How does it compare with duckdb, which I usualy resort to?
What I like with duckdb is that it's a single binary, no server needed, and it's been happy so far with all the CSV file I've thrown at it.
clickhouse-local is similar to duckdb, you don't need a clickhouse-server running in order to use clickhouse-local. You just need to download the clickhouse binary and start using it.
clickhouse local
ClickHouse local version 25.4.1.1143 (official build).
:)
There are few benefits of using clickhouse-local since ClickHouse can just do lot more than DuckDB. One such example is handling compressed files. ClickHouse can handle compressed files with formats ranging from zstd, lz4, snappy, gz, xz, bz2, zip, tar, 7zip.
clickhouse local --query "SELECT count() FROM file('top-1m-2018-01-10.csv.zip :: *.csv')"
1000000
Also clickhouse-local is much more efficient in handling big csv files[0]
Debian package is of poor quality: not even sure if clickhouse local is included in there, I believe so but there is no manpage, no doc at all, and no `clickhouse-server -h`.
Went to the official page looking for a tarball to download, found only the `curl|sh` joke.

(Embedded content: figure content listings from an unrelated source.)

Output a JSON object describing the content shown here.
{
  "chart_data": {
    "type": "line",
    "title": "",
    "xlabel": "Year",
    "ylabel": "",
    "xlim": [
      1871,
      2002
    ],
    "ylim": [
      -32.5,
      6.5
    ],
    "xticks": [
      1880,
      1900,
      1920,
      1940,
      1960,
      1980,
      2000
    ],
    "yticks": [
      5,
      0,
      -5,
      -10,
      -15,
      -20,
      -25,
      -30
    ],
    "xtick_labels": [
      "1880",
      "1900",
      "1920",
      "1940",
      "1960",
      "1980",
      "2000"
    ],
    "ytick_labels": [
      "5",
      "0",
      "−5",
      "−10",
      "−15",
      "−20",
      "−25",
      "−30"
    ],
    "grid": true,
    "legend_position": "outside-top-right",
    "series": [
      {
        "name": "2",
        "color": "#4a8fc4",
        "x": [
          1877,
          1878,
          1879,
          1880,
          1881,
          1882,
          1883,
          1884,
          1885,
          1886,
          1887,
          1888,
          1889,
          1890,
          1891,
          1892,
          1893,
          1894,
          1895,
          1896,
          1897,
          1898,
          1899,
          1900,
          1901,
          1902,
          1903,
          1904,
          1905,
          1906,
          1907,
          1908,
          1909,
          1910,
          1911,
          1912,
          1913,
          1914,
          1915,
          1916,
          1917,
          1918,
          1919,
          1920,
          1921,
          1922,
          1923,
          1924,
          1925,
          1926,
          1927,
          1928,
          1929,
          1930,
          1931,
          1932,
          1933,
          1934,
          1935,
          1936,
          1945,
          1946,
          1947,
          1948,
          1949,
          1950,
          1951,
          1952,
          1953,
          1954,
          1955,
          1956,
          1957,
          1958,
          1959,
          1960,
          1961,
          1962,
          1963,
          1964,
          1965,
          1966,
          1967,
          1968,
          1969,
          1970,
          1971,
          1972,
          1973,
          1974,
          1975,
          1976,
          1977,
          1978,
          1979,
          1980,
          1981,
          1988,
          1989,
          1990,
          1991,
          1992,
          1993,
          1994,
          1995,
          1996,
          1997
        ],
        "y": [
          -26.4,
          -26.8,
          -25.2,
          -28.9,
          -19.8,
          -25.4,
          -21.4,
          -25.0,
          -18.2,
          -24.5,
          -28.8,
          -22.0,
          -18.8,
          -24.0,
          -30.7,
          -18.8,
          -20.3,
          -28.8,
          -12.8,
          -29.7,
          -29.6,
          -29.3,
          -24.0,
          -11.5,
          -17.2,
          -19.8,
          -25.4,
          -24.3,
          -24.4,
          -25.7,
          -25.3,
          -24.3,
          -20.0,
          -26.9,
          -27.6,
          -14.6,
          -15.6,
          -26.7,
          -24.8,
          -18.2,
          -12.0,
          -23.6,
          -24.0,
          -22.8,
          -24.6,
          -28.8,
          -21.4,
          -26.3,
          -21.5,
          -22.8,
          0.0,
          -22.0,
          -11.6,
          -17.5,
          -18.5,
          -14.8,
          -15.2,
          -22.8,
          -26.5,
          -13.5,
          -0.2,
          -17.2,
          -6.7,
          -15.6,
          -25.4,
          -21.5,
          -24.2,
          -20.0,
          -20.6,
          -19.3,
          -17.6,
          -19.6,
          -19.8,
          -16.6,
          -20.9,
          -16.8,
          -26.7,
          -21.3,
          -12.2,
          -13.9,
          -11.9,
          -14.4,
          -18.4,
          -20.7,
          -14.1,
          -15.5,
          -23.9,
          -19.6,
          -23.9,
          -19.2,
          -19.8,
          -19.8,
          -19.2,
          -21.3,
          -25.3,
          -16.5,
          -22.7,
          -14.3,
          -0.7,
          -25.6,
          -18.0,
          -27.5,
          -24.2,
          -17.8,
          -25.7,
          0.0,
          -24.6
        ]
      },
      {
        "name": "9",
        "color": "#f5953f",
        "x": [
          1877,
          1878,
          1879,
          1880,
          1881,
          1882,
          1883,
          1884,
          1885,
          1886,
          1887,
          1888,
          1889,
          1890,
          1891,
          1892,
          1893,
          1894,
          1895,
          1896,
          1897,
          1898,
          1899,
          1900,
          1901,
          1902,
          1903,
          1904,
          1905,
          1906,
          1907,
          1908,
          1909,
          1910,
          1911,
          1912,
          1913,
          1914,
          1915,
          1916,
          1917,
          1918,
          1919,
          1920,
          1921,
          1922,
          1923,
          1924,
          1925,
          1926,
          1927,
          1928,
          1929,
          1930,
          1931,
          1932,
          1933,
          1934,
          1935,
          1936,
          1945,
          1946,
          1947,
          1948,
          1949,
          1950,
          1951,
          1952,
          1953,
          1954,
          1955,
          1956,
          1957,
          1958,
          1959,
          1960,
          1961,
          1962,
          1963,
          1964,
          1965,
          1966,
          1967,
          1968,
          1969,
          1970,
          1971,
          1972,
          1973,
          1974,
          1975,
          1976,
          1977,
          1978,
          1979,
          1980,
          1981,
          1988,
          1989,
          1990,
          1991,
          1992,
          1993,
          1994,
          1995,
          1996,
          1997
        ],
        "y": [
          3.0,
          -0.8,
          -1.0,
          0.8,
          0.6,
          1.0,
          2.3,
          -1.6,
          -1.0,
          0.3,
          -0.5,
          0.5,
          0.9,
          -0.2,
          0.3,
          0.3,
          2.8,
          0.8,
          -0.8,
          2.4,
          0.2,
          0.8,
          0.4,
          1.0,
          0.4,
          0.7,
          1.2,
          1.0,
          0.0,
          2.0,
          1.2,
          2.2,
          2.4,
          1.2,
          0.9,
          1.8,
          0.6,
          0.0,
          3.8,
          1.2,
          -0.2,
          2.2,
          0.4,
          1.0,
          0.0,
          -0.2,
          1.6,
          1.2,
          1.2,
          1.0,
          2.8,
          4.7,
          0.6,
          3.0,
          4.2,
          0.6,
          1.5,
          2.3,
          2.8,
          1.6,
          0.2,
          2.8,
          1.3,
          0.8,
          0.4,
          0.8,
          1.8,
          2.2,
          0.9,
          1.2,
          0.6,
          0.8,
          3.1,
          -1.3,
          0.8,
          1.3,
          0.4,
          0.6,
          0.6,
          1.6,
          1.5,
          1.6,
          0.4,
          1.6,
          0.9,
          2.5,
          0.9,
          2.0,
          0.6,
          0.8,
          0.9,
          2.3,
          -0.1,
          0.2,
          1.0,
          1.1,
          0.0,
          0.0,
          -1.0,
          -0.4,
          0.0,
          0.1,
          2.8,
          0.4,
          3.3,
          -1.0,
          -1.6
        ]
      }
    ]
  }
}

Went to github looking for tagged tarballs, couldn't find any. Looked for INSTALL.md, couldn't find any.
Will try harder later, have to weep my tears for now.
ClickHouse is a single binary. It can be invoked as clickhouse-server, clickhouse-client, and clickhouse-local. The help is available as `clickhouse-local --help`. clickhouse-local also has a shorthand alias, `ch`.
This binary is packaged inside .deb, .rpm, and .tgz, and it is also available for direct download. The curl|sh script selects the platform (x86_64, aarch64 x Linux, Mac, FreeBSD) and downloads the appropriate binary.